Here is a twist though: just as I liked one thing at the beginning of my career, later on in life my personal vision and preferences changed to the point, I sometimes feel puzzled as of why I was impressed with this or that particular portrait so much.

The life goes on

It is not a big secret that people change and so their views, preferences and opinion change do. Everyone who evolves and grows happens to experience these changes. This brings us to an important question: can you really trust your current judgment when it comes to creating art that may be reviewed by many generations to come. Is this portfolio or that Instagram portrait gives you enough info to make that call? How do you really know that photographer you are about to hire is capable of creating a life lasting photographs that will not look funny or meaningless in just a few years from now?

My point is: people should not get distracted by photographs that have no value for future generations. No matter how pretty the back of the dress of that bride, do not choose your photographer just because you loved that particular photograph. Instead, ask yourself: what my children or grandchildren will learn from this photograph? Will they be able to understand what kind of person I am today? How do I feel about other people or can they see my love for my husband or wife? If the answer is NO, or NOT SURE, then keep looking.
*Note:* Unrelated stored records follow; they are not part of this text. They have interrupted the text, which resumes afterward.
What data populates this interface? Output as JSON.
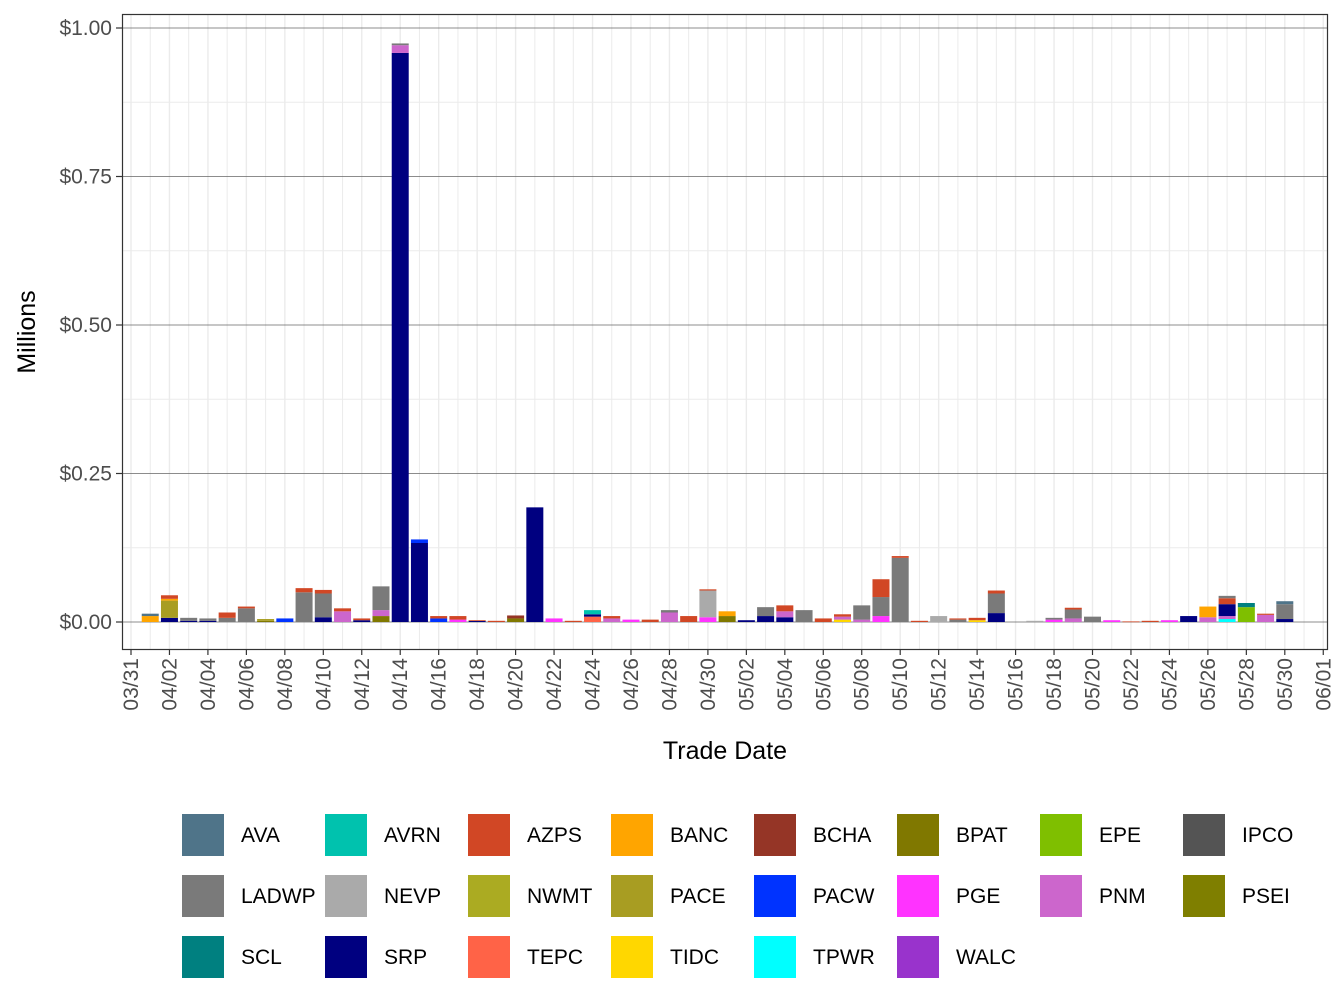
{
  "chart_data": {
    "type": "bar",
    "stacked": true,
    "xlabel": "Trade Date",
    "ylabel": "Millions",
    "ylim": [
      -0.05,
      1.02
    ],
    "y_ticks": [
      {
        "value": 0.0,
        "label": "$0.00"
      },
      {
        "value": 0.25,
        "label": "$0.25"
      },
      {
        "value": 0.5,
        "label": "$0.50"
      },
      {
        "value": 0.75,
        "label": "$0.75"
      },
      {
        "value": 1.0,
        "label": "$1.00"
      }
    ],
    "x_start": "03/31",
    "x_tick_labels": [
      "03/31",
      "04/02",
      "04/04",
      "04/06",
      "04/08",
      "04/10",
      "04/12",
      "04/14",
      "04/16",
      "04/18",
      "04/20",
      "04/22",
      "04/24",
      "04/26",
      "04/28",
      "04/30",
      "05/02",
      "05/04",
      "05/06",
      "05/08",
      "05/10",
      "05/12",
      "05/14",
      "05/16",
      "05/18",
      "05/20",
      "05/22",
      "05/24",
      "05/26",
      "05/28",
      "05/30",
      "06/01"
    ],
    "legend_position": "bottom",
    "grid": true,
    "colors": {
      "AVA": "#4F7489",
      "AVRN": "#00C2AE",
      "AZPS": "#D14725",
      "BANC": "#FFA500",
      "BCHA": "#953526",
      "BPAT": "#807800",
      "EPE": "#7FBF00",
      "IPCO": "#545454",
      "LADWP": "#7A7A7A",
      "NEVP": "#AAAAAA",
      "NWMT": "#ABAB22",
      "PACE": "#A89D22",
      "PACW": "#0033FF",
      "PGE": "#FF33FF",
      "PNM": "#CC66CC",
      "PSEI": "#7F7F00",
      "SCL": "#008080",
      "SRP": "#000080",
      "TEPC": "#FF6347",
      "TIDC": "#FFD700",
      "TPWR": "#00FFFF",
      "WALC": "#9933CC"
    },
    "legend": [
      "AVA",
      "AVRN",
      "AZPS",
      "BANC",
      "BCHA",
      "BPAT",
      "EPE",
      "IPCO",
      "LADWP",
      "NEVP",
      "NWMT",
      "PACE",
      "PACW",
      "PGE",
      "PNM",
      "PSEI",
      "SCL",
      "SRP",
      "TEPC",
      "TIDC",
      "TPWR",
      "WALC"
    ],
    "series": [
      {
        "date": "04/01",
        "stack": [
          [
            "BANC",
            0.01
          ],
          [
            "AVA",
            0.004
          ]
        ]
      },
      {
        "date": "04/02",
        "stack": [
          [
            "SRP",
            0.007
          ],
          [
            "PACE",
            0.029
          ],
          [
            "BANC",
            0.003
          ],
          [
            "AZPS",
            0.006
          ]
        ]
      },
      {
        "date": "04/03",
        "stack": [
          [
            "SRP",
            0.002
          ],
          [
            "LADWP",
            0.005
          ]
        ]
      },
      {
        "date": "04/04",
        "stack": [
          [
            "SRP",
            0.002
          ],
          [
            "LADWP",
            0.004
          ]
        ]
      },
      {
        "date": "04/05",
        "stack": [
          [
            "LADWP",
            0.007
          ],
          [
            "AZPS",
            0.009
          ]
        ]
      },
      {
        "date": "04/06",
        "stack": [
          [
            "LADWP",
            0.023
          ],
          [
            "AZPS",
            0.003
          ]
        ]
      },
      {
        "date": "04/07",
        "stack": [
          [
            "BPAT",
            0.002
          ],
          [
            "PACE",
            0.003
          ]
        ]
      },
      {
        "date": "04/08",
        "stack": [
          [
            "PACW",
            0.006
          ]
        ]
      },
      {
        "date": "04/09",
        "stack": [
          [
            "LADWP",
            0.05
          ],
          [
            "AZPS",
            0.007
          ]
        ]
      },
      {
        "date": "04/10",
        "stack": [
          [
            "SRP",
            0.008
          ],
          [
            "LADWP",
            0.04
          ],
          [
            "AZPS",
            0.006
          ]
        ]
      },
      {
        "date": "04/11",
        "stack": [
          [
            "PNM",
            0.018
          ],
          [
            "AZPS",
            0.005
          ]
        ]
      },
      {
        "date": "04/12",
        "stack": [
          [
            "SRP",
            0.003
          ],
          [
            "AZPS",
            0.003
          ]
        ]
      },
      {
        "date": "04/13",
        "stack": [
          [
            "BPAT",
            0.01
          ],
          [
            "PNM",
            0.01
          ],
          [
            "LADWP",
            0.04
          ]
        ]
      },
      {
        "date": "04/14",
        "stack": [
          [
            "SRP",
            0.958
          ],
          [
            "PNM",
            0.013
          ],
          [
            "LADWP",
            0.003
          ]
        ]
      },
      {
        "date": "04/15",
        "stack": [
          [
            "SRP",
            0.133
          ],
          [
            "PACW",
            0.006
          ]
        ]
      },
      {
        "date": "04/16",
        "stack": [
          [
            "PACW",
            0.006
          ],
          [
            "AZPS",
            0.004
          ]
        ]
      },
      {
        "date": "04/17",
        "stack": [
          [
            "PGE",
            0.004
          ],
          [
            "AZPS",
            0.006
          ]
        ]
      },
      {
        "date": "04/18",
        "stack": [
          [
            "SRP",
            0.002
          ],
          [
            "AZPS",
            0.001
          ]
        ]
      },
      {
        "date": "04/19",
        "stack": [
          [
            "AZPS",
            0.002
          ]
        ]
      },
      {
        "date": "04/20",
        "stack": [
          [
            "BPAT",
            0.006
          ],
          [
            "BCHA",
            0.005
          ]
        ]
      },
      {
        "date": "04/21",
        "stack": [
          [
            "SRP",
            0.193
          ]
        ]
      },
      {
        "date": "04/22",
        "stack": [
          [
            "PGE",
            0.006
          ]
        ]
      },
      {
        "date": "04/23",
        "stack": [
          [
            "AZPS",
            0.002
          ]
        ]
      },
      {
        "date": "04/24",
        "stack": [
          [
            "TEPC",
            0.009
          ],
          [
            "SRP",
            0.004
          ],
          [
            "AVRN",
            0.007
          ]
        ]
      },
      {
        "date": "04/25",
        "stack": [
          [
            "PNM",
            0.006
          ],
          [
            "AZPS",
            0.004
          ]
        ]
      },
      {
        "date": "04/26",
        "stack": [
          [
            "PGE",
            0.004
          ]
        ]
      },
      {
        "date": "04/27",
        "stack": [
          [
            "AZPS",
            0.004
          ]
        ]
      },
      {
        "date": "04/28",
        "stack": [
          [
            "PNM",
            0.016
          ],
          [
            "LADWP",
            0.004
          ]
        ]
      },
      {
        "date": "04/29",
        "stack": [
          [
            "AZPS",
            0.01
          ]
        ]
      },
      {
        "date": "04/30",
        "stack": [
          [
            "PGE",
            0.008
          ],
          [
            "NEVP",
            0.045
          ],
          [
            "AZPS",
            0.002
          ]
        ]
      },
      {
        "date": "05/01",
        "stack": [
          [
            "BPAT",
            0.01
          ],
          [
            "BANC",
            0.008
          ]
        ]
      },
      {
        "date": "05/02",
        "stack": [
          [
            "SRP",
            0.003
          ]
        ]
      },
      {
        "date": "05/03",
        "stack": [
          [
            "SRP",
            0.01
          ],
          [
            "LADWP",
            0.015
          ]
        ]
      },
      {
        "date": "05/04",
        "stack": [
          [
            "SRP",
            0.008
          ],
          [
            "PNM",
            0.01
          ],
          [
            "AZPS",
            0.01
          ]
        ]
      },
      {
        "date": "05/05",
        "stack": [
          [
            "LADWP",
            0.02
          ]
        ]
      },
      {
        "date": "05/06",
        "stack": [
          [
            "AZPS",
            0.006
          ]
        ]
      },
      {
        "date": "05/07",
        "stack": [
          [
            "TIDC",
            0.004
          ],
          [
            "PNM",
            0.005
          ],
          [
            "AZPS",
            0.004
          ]
        ]
      },
      {
        "date": "05/08",
        "stack": [
          [
            "PNM",
            0.004
          ],
          [
            "LADWP",
            0.024
          ]
        ]
      },
      {
        "date": "05/09",
        "stack": [
          [
            "PGE",
            0.01
          ],
          [
            "LADWP",
            0.032
          ],
          [
            "AZPS",
            0.03
          ]
        ]
      },
      {
        "date": "05/10",
        "stack": [
          [
            "LADWP",
            0.108
          ],
          [
            "AZPS",
            0.003
          ]
        ]
      },
      {
        "date": "05/11",
        "stack": [
          [
            "AZPS",
            0.002
          ]
        ]
      },
      {
        "date": "05/12",
        "stack": [
          [
            "NEVP",
            0.01
          ]
        ]
      },
      {
        "date": "05/13",
        "stack": [
          [
            "LADWP",
            0.004
          ],
          [
            "AZPS",
            0.002
          ]
        ]
      },
      {
        "date": "05/14",
        "stack": [
          [
            "TIDC",
            0.003
          ],
          [
            "AZPS",
            0.004
          ]
        ]
      },
      {
        "date": "05/15",
        "stack": [
          [
            "SRP",
            0.015
          ],
          [
            "LADWP",
            0.033
          ],
          [
            "AZPS",
            0.005
          ]
        ]
      },
      {
        "date": "05/17",
        "stack": [
          [
            "NEVP",
            0.002
          ]
        ]
      },
      {
        "date": "05/18",
        "stack": [
          [
            "PGE",
            0.004
          ],
          [
            "LADWP",
            0.003
          ]
        ]
      },
      {
        "date": "05/19",
        "stack": [
          [
            "PNM",
            0.006
          ],
          [
            "LADWP",
            0.015
          ],
          [
            "AZPS",
            0.003
          ]
        ]
      },
      {
        "date": "05/20",
        "stack": [
          [
            "LADWP",
            0.009
          ]
        ]
      },
      {
        "date": "05/21",
        "stack": [
          [
            "PGE",
            0.003
          ]
        ]
      },
      {
        "date": "05/22",
        "stack": [
          [
            "AZPS",
            0.001
          ]
        ]
      },
      {
        "date": "05/23",
        "stack": [
          [
            "AZPS",
            0.002
          ]
        ]
      },
      {
        "date": "05/24",
        "stack": [
          [
            "PGE",
            0.003
          ]
        ]
      },
      {
        "date": "05/25",
        "stack": [
          [
            "SRP",
            0.01
          ]
        ]
      },
      {
        "date": "05/26",
        "stack": [
          [
            "PNM",
            0.008
          ],
          [
            "BANC",
            0.018
          ]
        ]
      },
      {
        "date": "05/27",
        "stack": [
          [
            "TPWR",
            0.005
          ],
          [
            "PNM",
            0.005
          ],
          [
            "SRP",
            0.02
          ],
          [
            "AZPS",
            0.01
          ],
          [
            "LADWP",
            0.004
          ]
        ]
      },
      {
        "date": "05/28",
        "stack": [
          [
            "EPE",
            0.025
          ],
          [
            "SCL",
            0.007
          ]
        ]
      },
      {
        "date": "05/29",
        "stack": [
          [
            "PNM",
            0.012
          ],
          [
            "AZPS",
            0.002
          ]
        ]
      },
      {
        "date": "05/30",
        "stack": [
          [
            "SRP",
            0.005
          ],
          [
            "LADWP",
            0.025
          ],
          [
            "AVA",
            0.005
          ]
        ]
      }
    ]
  }
}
This been said, there is nothing wrong in getting an artistic portrait of the Bride’s back of a dress or her shoes. Photographers take these kinds of images if they see fit and if these images resonate with their couples. However, the wedding photography approach should not be focused on getting these shots at all cost.

Tunnel vision

Imagine a situation where you just had your first kiss at the Rotunda and were introduced as a husband and wife. There are tears in your eyes, there are love and support everywhere around you and your guests want to express that support. But as this happens photographer points towards the staircase and takes you away from your family at the moment they need you most.

Yes, you will come back to your family and your friends eventually and they will still hug and kiss you but that moment will be gone. You will indeed get your Grand Staircase portrait but you will never see the powerful and emotional images you could have gotten if the staircase photo wasn’t on your priority list.

Unfortunately, photographers get often “tunnel visioned” and instead of seeing the fleeting moments, they spend much of the time on poses and instructions turning one of the most important days of human’s live’s info a photoshoot.

Bottom line

It’s your wedding day – not a photo shoot. Remember that and you will find a photographer who can produce valuable memories rather than cliche photos.